Я готов был поверить. Зюка не росла. Остановившись где-то между дитем и подростком, она будто выбрала самый подходящий для себя возраст. Мы пытались пролить свет на ее рождение у Вовки. Но в смутном его сознании, навсегда очарованном "Брынцаловкой", существовал лишь один жизненный эпизод.
- Мне сам мастер цеха орден хотел дать! – Рыдал Вовка, приплясывая от возбуждения на культе. – Я поеду в Москву! Работать! На завод! Что??? Думаешь, не возьмет???
- Иди к хренам, Вольдемар, - морщился Дрон и протягивал купюру, после чего подпрыгивающий Вовкин силуэт сливался с деревенским магазином.
* * *
Я протянул Зюке кошелек. С убийственно серьезным видом она выбрала оттуда несколько монет, принесла банку с земляникой. Ягоды внутри были помяты, на донышке сок – было видно, что товар нас дожидался не один день.
- Давай уж спать быстрее, - пробурчал Дрон, протягивая флягу с водкой. - На сон грядущий!
Сон был рваный, болезненный. Проснулся от резкого тычка в бок. В контровом свете от загорающегося зарей окна я увидел Зюку, стоящую за столом. Она что-то сосредоточенно пилила ножовкой по металлу. Оперевшись на локоть, приподнялся. Возвращаясь в явь, заморгал, разлепляя глаза.
В этот момент Зюка уже допилила кукле ногу. Ампутированная пластмассовая конечность свалилась на затоптанный пол, не произведя никакого звука.
- Пойдем отсюда, - зашипел Дрон, - а то я ее пристрелю!
Зюка тактично вышла с куклой во двор, пока мы искали свои подштанники. Покидать нары, согретые теплой грязной коровой, не хотелось. Но и оставаться было как-то тревожно.
- Банку, банку возьми, - почему-то полушопотом сипел Дрон, - а то… Не дай бог!
Я сунул землянику в рюкзак, бросил пару сотенных на стол – Вовке на опохмел. Суетливо, по-татьи, выбрались на околицу. Перед нами на качельках сидела Зюка, укачивая свою покалеченную куклу. Дрон хотел ей что-то сказать на прощание, но лишь махнул рукой: решил не прерывать ее странную колыбельную:
- Я пошла за бойца… Без ноги и лица…
Почти час мы энергично мяли ногами землю в полном молчании.
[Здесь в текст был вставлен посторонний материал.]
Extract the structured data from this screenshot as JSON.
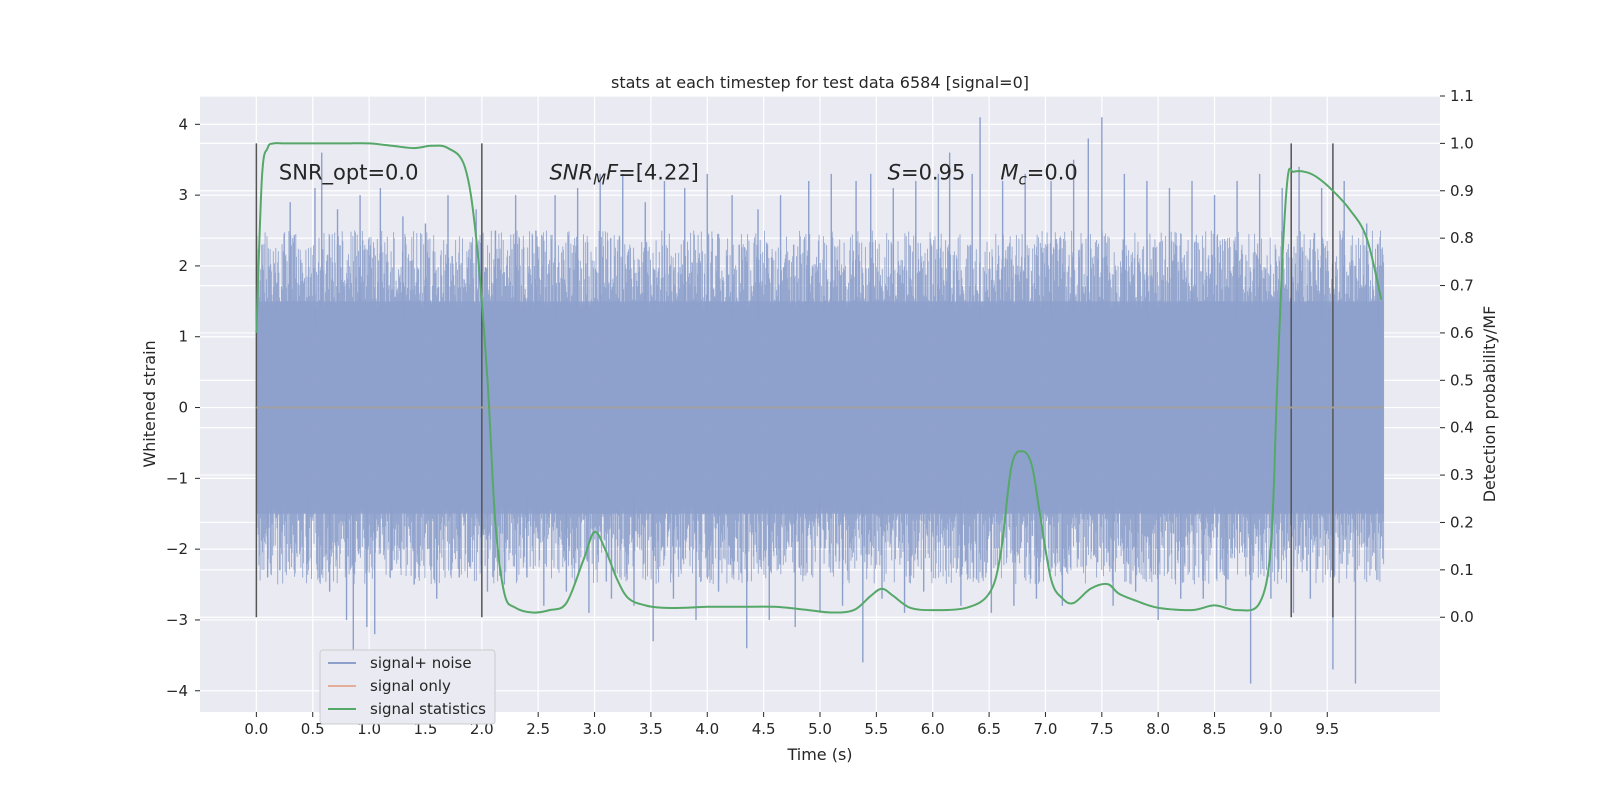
{
  "chart_data": {
    "type": "line",
    "title": "stats at each timestep for test data 6584 [signal=0]",
    "xlabel": "Time (s)",
    "ylabel": "Whitened strain",
    "y2label": "Detection probability/MF",
    "xlim": [
      -0.5,
      10.5
    ],
    "ylim": [
      -4.3,
      4.4
    ],
    "y2lim": [
      -0.2,
      1.1
    ],
    "x_ticks": [
      "0.0",
      "0.5",
      "1.0",
      "1.5",
      "2.0",
      "2.5",
      "3.0",
      "3.5",
      "4.0",
      "4.5",
      "5.0",
      "5.5",
      "6.0",
      "6.5",
      "7.0",
      "7.5",
      "8.0",
      "8.5",
      "9.0",
      "9.5"
    ],
    "x_tick_values": [
      0.0,
      0.5,
      1.0,
      1.5,
      2.0,
      2.5,
      3.0,
      3.5,
      4.0,
      4.5,
      5.0,
      5.5,
      6.0,
      6.5,
      7.0,
      7.5,
      8.0,
      8.5,
      9.0,
      9.5
    ],
    "y_ticks": [
      "4",
      "3",
      "2",
      "1",
      "0",
      "−1",
      "−2",
      "−3",
      "−4"
    ],
    "y_tick_values": [
      4,
      3,
      2,
      1,
      0,
      -1,
      -2,
      -3,
      -4
    ],
    "y2_ticks": [
      "1.1",
      "1.0",
      "0.9",
      "0.8",
      "0.7",
      "0.6",
      "0.5",
      "0.4",
      "0.3",
      "0.2",
      "0.1",
      "0.0"
    ],
    "y2_tick_values": [
      1.1,
      1.0,
      0.9,
      0.8,
      0.7,
      0.6,
      0.5,
      0.4,
      0.3,
      0.2,
      0.1,
      0.0
    ],
    "grid": true,
    "legend_position": "lower-left",
    "series": [
      {
        "name": "signal+ noise",
        "color": "#8da0cb",
        "x_range": [
          0.0,
          10.0
        ],
        "description_of_envelope_values": [
          -1.5,
          1.5
        ],
        "spikes": [
          [
            0.05,
            2.3
          ],
          [
            0.1,
            -2.4
          ],
          [
            0.3,
            2.9
          ],
          [
            0.45,
            -2.2
          ],
          [
            0.52,
            3.1
          ],
          [
            0.58,
            3.6
          ],
          [
            0.65,
            -2.6
          ],
          [
            0.72,
            2.8
          ],
          [
            0.8,
            -3.0
          ],
          [
            0.86,
            -3.6
          ],
          [
            0.92,
            3.0
          ],
          [
            0.98,
            -3.1
          ],
          [
            1.05,
            -3.2
          ],
          [
            1.1,
            3.1
          ],
          [
            1.2,
            -2.3
          ],
          [
            1.3,
            2.7
          ],
          [
            1.4,
            -2.5
          ],
          [
            1.5,
            2.6
          ],
          [
            1.6,
            -2.7
          ],
          [
            1.7,
            3.0
          ],
          [
            1.8,
            -2.4
          ],
          [
            1.95,
            2.8
          ],
          [
            2.05,
            -2.6
          ],
          [
            2.12,
            2.5
          ],
          [
            2.2,
            -2.5
          ],
          [
            2.3,
            3.0
          ],
          [
            2.4,
            -2.4
          ],
          [
            2.48,
            2.5
          ],
          [
            2.55,
            -2.8
          ],
          [
            2.65,
            3.0
          ],
          [
            2.75,
            -2.6
          ],
          [
            2.85,
            3.1
          ],
          [
            2.95,
            -2.9
          ],
          [
            3.05,
            3.3
          ],
          [
            3.15,
            -2.7
          ],
          [
            3.25,
            3.3
          ],
          [
            3.35,
            -2.8
          ],
          [
            3.45,
            2.9
          ],
          [
            3.52,
            -3.3
          ],
          [
            3.62,
            3.2
          ],
          [
            3.7,
            -2.7
          ],
          [
            3.8,
            3.1
          ],
          [
            3.9,
            -3.0
          ],
          [
            4.0,
            3.3
          ],
          [
            4.1,
            -2.6
          ],
          [
            4.22,
            3.0
          ],
          [
            4.35,
            -3.4
          ],
          [
            4.45,
            2.8
          ],
          [
            4.55,
            -3.0
          ],
          [
            4.65,
            3.0
          ],
          [
            4.78,
            -3.1
          ],
          [
            4.9,
            3.2
          ],
          [
            5.0,
            -2.9
          ],
          [
            5.1,
            3.3
          ],
          [
            5.2,
            -2.8
          ],
          [
            5.32,
            3.2
          ],
          [
            5.38,
            -3.6
          ],
          [
            5.45,
            3.3
          ],
          [
            5.55,
            -2.7
          ],
          [
            5.65,
            3.1
          ],
          [
            5.75,
            -2.9
          ],
          [
            5.85,
            3.2
          ],
          [
            5.92,
            -2.6
          ],
          [
            6.05,
            3.3
          ],
          [
            6.15,
            3.6
          ],
          [
            6.25,
            -2.8
          ],
          [
            6.35,
            3.3
          ],
          [
            6.42,
            4.1
          ],
          [
            6.52,
            -2.9
          ],
          [
            6.62,
            3.2
          ],
          [
            6.72,
            -2.8
          ],
          [
            6.82,
            3.3
          ],
          [
            6.92,
            -2.7
          ],
          [
            7.05,
            3.2
          ],
          [
            7.15,
            -2.8
          ],
          [
            7.25,
            3.5
          ],
          [
            7.38,
            3.8
          ],
          [
            7.5,
            4.1
          ],
          [
            7.6,
            -2.8
          ],
          [
            7.7,
            3.3
          ],
          [
            7.8,
            -2.6
          ],
          [
            7.9,
            3.2
          ],
          [
            8.0,
            -3.0
          ],
          [
            8.1,
            3.1
          ],
          [
            8.2,
            -2.7
          ],
          [
            8.3,
            3.2
          ],
          [
            8.4,
            -2.7
          ],
          [
            8.5,
            3.0
          ],
          [
            8.6,
            -2.8
          ],
          [
            8.7,
            3.2
          ],
          [
            8.82,
            -3.9
          ],
          [
            8.9,
            3.3
          ],
          [
            9.0,
            -2.7
          ],
          [
            9.1,
            3.1
          ],
          [
            9.2,
            -2.9
          ],
          [
            9.25,
            3.4
          ],
          [
            9.35,
            -2.7
          ],
          [
            9.45,
            3.1
          ],
          [
            9.55,
            -3.7
          ],
          [
            9.65,
            3.2
          ],
          [
            9.75,
            -3.9
          ],
          [
            9.85,
            2.6
          ],
          [
            9.95,
            2.3
          ]
        ]
      },
      {
        "name": "signal only",
        "color": "#e5ae9a",
        "x": [
          0.0,
          10.0
        ],
        "y": [
          0.0,
          0.0
        ]
      },
      {
        "name": "signal statistics",
        "color": "#55a868",
        "axis": "right",
        "x": [
          0.0,
          0.05,
          0.1,
          0.15,
          0.25,
          0.4,
          0.6,
          0.8,
          1.0,
          1.2,
          1.4,
          1.55,
          1.7,
          1.85,
          1.95,
          2.05,
          2.12,
          2.2,
          2.3,
          2.45,
          2.6,
          2.75,
          2.9,
          3.0,
          3.1,
          3.2,
          3.3,
          3.45,
          3.6,
          3.8,
          4.0,
          4.3,
          4.6,
          4.9,
          5.1,
          5.3,
          5.45,
          5.55,
          5.65,
          5.8,
          6.0,
          6.3,
          6.5,
          6.6,
          6.7,
          6.8,
          6.88,
          6.95,
          7.05,
          7.15,
          7.25,
          7.4,
          7.55,
          7.65,
          7.8,
          8.0,
          8.3,
          8.5,
          8.7,
          8.9,
          9.0,
          9.05,
          9.1,
          9.15,
          9.2,
          9.3,
          9.4,
          9.55,
          9.7,
          9.85,
          9.98
        ],
        "y": [
          0.6,
          0.93,
          0.99,
          1.0,
          1.0,
          1.0,
          1.0,
          1.0,
          1.0,
          0.995,
          0.99,
          0.995,
          0.99,
          0.95,
          0.8,
          0.5,
          0.2,
          0.05,
          0.02,
          0.01,
          0.015,
          0.03,
          0.12,
          0.18,
          0.14,
          0.08,
          0.04,
          0.025,
          0.02,
          0.02,
          0.022,
          0.022,
          0.022,
          0.015,
          0.01,
          0.015,
          0.045,
          0.06,
          0.045,
          0.02,
          0.015,
          0.02,
          0.05,
          0.13,
          0.32,
          0.35,
          0.32,
          0.22,
          0.08,
          0.04,
          0.03,
          0.06,
          0.07,
          0.05,
          0.035,
          0.02,
          0.015,
          0.025,
          0.015,
          0.03,
          0.15,
          0.45,
          0.75,
          0.93,
          0.94,
          0.94,
          0.93,
          0.9,
          0.86,
          0.8,
          0.67
        ]
      }
    ],
    "vertical_markers": [
      0.0,
      2.0,
      9.18,
      9.55
    ],
    "annotations": [
      {
        "text_prefix": "SNR_opt=0.0",
        "x": 0.2,
        "y": 3.22
      },
      {
        "text_base": "SNR",
        "text_sub": "M",
        "text_suffix": "F=[4.22]",
        "x": 2.6,
        "y": 3.22
      },
      {
        "text_italic": "S",
        "text_suffix": "=0.95",
        "x": 5.6,
        "y": 3.22
      },
      {
        "text_italic": "M",
        "text_sub": "c",
        "text_suffix": "=0.0",
        "x": 6.6,
        "y": 3.22
      }
    ]
  }
}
Потом Дрон сбросил рюкзак и привалился к кочке. Я с удовольствием последовал его примеру. Мы смотрели в уже распогодившееся небо. А небо смотрело в нас. И ласточки пулями проносились через наши бестелесные сущности.
- Я пошла за бойца… Без ноги и лица…
- Дрон, прекрати!
Но Дрон уже давно спал, уютно свернувшись калачиком, отдавая все свои страхи, накопленные за пятьдесят лет, теплеющей под солнцем земле.